Morning Brief: Banks Struggle To Lend With Bailout
Bethesda's EagleBank received $38.2 million from the Treasury Department in early December. The bank, which focuses on lending to local businesses, used roughly half the money to digest the acquisition of Fidelity & Trust Bank, a Bethesda rival with financial problems. And it has struggled to use the rest to increase lending.
The federal government has invested almost $200 billion in U.S. banks over the last three months to spark new lending to consumers and businesses. So far, it hasn't worked. Lending has declined, and banks that got government money on average have reduced lending more sharply than banks that didn't. Staff writer Binyamin Appelbaum has the full story here.

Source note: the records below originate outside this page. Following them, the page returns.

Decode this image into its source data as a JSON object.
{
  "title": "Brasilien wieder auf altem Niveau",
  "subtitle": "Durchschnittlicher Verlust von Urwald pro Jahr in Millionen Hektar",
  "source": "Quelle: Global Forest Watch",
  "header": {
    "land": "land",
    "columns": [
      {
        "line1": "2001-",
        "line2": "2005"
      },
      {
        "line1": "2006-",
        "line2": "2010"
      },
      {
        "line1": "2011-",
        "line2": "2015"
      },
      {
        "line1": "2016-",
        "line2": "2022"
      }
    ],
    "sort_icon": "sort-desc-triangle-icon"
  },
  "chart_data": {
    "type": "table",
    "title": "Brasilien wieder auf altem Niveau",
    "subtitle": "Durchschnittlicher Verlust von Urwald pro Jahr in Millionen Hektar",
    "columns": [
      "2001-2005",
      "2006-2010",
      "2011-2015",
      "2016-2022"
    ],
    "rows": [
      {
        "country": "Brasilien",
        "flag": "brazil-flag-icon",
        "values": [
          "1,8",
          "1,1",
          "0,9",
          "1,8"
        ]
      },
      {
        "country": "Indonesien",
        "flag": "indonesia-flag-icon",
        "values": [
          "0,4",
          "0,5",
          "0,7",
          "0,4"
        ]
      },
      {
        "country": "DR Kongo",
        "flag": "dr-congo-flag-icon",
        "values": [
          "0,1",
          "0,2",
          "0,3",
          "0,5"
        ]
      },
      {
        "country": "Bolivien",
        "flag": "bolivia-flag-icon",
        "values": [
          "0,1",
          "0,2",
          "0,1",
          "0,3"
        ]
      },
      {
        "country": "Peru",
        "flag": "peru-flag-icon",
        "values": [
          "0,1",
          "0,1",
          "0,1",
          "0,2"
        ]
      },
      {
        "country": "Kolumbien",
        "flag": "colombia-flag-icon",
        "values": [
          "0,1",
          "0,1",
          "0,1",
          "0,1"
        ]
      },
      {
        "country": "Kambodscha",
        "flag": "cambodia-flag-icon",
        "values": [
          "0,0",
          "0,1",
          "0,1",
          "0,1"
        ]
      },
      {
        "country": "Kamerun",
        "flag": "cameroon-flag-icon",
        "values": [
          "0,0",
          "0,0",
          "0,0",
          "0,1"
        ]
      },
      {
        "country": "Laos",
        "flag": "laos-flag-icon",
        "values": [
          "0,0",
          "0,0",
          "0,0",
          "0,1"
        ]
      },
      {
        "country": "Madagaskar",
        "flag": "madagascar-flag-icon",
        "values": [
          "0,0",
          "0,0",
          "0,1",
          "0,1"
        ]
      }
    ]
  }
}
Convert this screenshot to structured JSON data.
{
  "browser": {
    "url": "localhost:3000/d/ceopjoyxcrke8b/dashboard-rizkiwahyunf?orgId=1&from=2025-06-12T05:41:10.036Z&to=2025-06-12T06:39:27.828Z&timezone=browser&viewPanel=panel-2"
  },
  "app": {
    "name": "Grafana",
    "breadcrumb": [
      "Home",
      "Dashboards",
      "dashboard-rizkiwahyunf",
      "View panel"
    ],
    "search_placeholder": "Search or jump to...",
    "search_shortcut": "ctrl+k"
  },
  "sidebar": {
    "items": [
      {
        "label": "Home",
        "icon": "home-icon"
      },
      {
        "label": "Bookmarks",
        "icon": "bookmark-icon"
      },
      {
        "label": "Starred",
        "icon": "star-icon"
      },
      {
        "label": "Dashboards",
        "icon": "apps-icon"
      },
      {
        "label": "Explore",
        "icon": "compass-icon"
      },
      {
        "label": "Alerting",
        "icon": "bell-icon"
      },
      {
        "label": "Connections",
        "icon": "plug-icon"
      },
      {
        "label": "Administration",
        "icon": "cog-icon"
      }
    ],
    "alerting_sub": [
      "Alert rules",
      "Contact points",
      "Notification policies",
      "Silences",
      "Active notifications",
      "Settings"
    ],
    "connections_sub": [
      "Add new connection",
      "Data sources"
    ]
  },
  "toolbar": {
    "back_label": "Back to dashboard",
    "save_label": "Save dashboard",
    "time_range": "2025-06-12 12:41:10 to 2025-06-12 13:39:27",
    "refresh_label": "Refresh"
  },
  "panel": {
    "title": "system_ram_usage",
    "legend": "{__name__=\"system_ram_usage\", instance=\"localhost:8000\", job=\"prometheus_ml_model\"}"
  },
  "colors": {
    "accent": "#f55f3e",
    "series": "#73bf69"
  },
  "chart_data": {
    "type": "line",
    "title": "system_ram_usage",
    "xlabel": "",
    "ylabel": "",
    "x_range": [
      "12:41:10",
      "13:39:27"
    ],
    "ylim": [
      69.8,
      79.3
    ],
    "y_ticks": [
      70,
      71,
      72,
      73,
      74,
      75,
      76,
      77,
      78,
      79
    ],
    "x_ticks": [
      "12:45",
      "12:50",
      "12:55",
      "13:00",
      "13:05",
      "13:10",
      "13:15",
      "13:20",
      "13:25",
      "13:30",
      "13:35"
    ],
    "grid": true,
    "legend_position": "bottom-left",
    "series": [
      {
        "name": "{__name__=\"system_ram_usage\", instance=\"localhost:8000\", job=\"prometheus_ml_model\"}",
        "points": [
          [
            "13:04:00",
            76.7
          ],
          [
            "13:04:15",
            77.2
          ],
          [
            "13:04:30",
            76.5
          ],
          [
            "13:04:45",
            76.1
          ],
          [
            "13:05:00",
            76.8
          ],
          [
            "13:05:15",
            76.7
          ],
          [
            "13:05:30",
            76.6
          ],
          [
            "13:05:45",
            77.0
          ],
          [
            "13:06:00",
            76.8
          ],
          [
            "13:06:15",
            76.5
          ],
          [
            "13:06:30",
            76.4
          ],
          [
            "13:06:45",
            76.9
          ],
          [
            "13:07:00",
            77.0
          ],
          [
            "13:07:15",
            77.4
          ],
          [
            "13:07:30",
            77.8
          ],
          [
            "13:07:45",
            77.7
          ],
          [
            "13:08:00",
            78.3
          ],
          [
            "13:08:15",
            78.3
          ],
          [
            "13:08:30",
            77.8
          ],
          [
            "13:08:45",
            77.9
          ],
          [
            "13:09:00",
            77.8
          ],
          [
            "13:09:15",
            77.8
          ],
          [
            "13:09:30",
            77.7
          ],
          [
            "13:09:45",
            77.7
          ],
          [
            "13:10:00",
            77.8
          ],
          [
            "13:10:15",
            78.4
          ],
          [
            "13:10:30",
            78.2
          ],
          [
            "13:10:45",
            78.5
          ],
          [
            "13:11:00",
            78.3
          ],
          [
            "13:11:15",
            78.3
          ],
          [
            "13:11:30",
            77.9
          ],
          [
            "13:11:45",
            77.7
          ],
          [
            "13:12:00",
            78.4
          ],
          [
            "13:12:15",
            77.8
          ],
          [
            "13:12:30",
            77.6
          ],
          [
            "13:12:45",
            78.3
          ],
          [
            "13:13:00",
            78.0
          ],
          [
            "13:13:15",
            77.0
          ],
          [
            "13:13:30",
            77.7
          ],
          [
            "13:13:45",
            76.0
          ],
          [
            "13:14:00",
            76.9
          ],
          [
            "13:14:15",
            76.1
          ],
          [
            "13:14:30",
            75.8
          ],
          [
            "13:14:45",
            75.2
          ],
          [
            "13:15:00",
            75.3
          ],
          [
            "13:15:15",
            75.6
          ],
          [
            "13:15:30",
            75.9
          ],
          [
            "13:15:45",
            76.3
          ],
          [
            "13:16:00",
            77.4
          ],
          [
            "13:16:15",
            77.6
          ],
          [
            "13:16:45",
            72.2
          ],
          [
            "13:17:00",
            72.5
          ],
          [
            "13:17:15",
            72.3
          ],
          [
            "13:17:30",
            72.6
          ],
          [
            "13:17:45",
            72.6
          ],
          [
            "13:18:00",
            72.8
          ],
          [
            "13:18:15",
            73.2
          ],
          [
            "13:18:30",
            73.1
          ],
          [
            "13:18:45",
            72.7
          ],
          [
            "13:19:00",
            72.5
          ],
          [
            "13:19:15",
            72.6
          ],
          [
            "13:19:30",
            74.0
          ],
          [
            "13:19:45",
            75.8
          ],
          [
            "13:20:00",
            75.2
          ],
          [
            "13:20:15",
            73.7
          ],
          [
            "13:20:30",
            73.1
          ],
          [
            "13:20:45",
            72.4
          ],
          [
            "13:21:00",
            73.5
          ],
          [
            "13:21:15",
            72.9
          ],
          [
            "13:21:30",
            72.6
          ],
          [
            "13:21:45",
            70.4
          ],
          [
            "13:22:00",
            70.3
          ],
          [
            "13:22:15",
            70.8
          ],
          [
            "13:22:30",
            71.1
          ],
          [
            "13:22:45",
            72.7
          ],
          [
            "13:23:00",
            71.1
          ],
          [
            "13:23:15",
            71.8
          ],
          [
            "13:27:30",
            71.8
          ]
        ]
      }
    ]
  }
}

Jeanine Wilson continues to struggle despite modifications to the mortgage on her Upper Marlboro home. Her first modification, in May, increased her payments by $200 a month after her lender attached late fees and the missed payments. The second modification came after she was laid off as a social worker for the District government.
Her interest rate was reduced, andnu she was holding two new jobs, but she still continued to miss payments, she said.
"They just kept saying they were in the business of making money, not in the business of helping you save your home -- either you pay it or you don't pay it," Wilson told staff writer Renae Merle.
Merle writes on Tuesday that many homeowners who have been given a break on their troubled mortgages quickly end up in trouble again, a growing problem that is bedeviling efforts to stem rising foreclosure rates.
In other news, D.C. government officials said on Monday they expect to spend money from President Obama's economic stimulus package to narrow a $456 million budget gap next year, counting on funds that have yet to be approved by Congress to avoid deep cuts in city services.
And a German auto parts manufacturer owned by Carlyle Group declared bankruptcy yesterday, causing the District-based private-equity giant to lose its $180 million investment.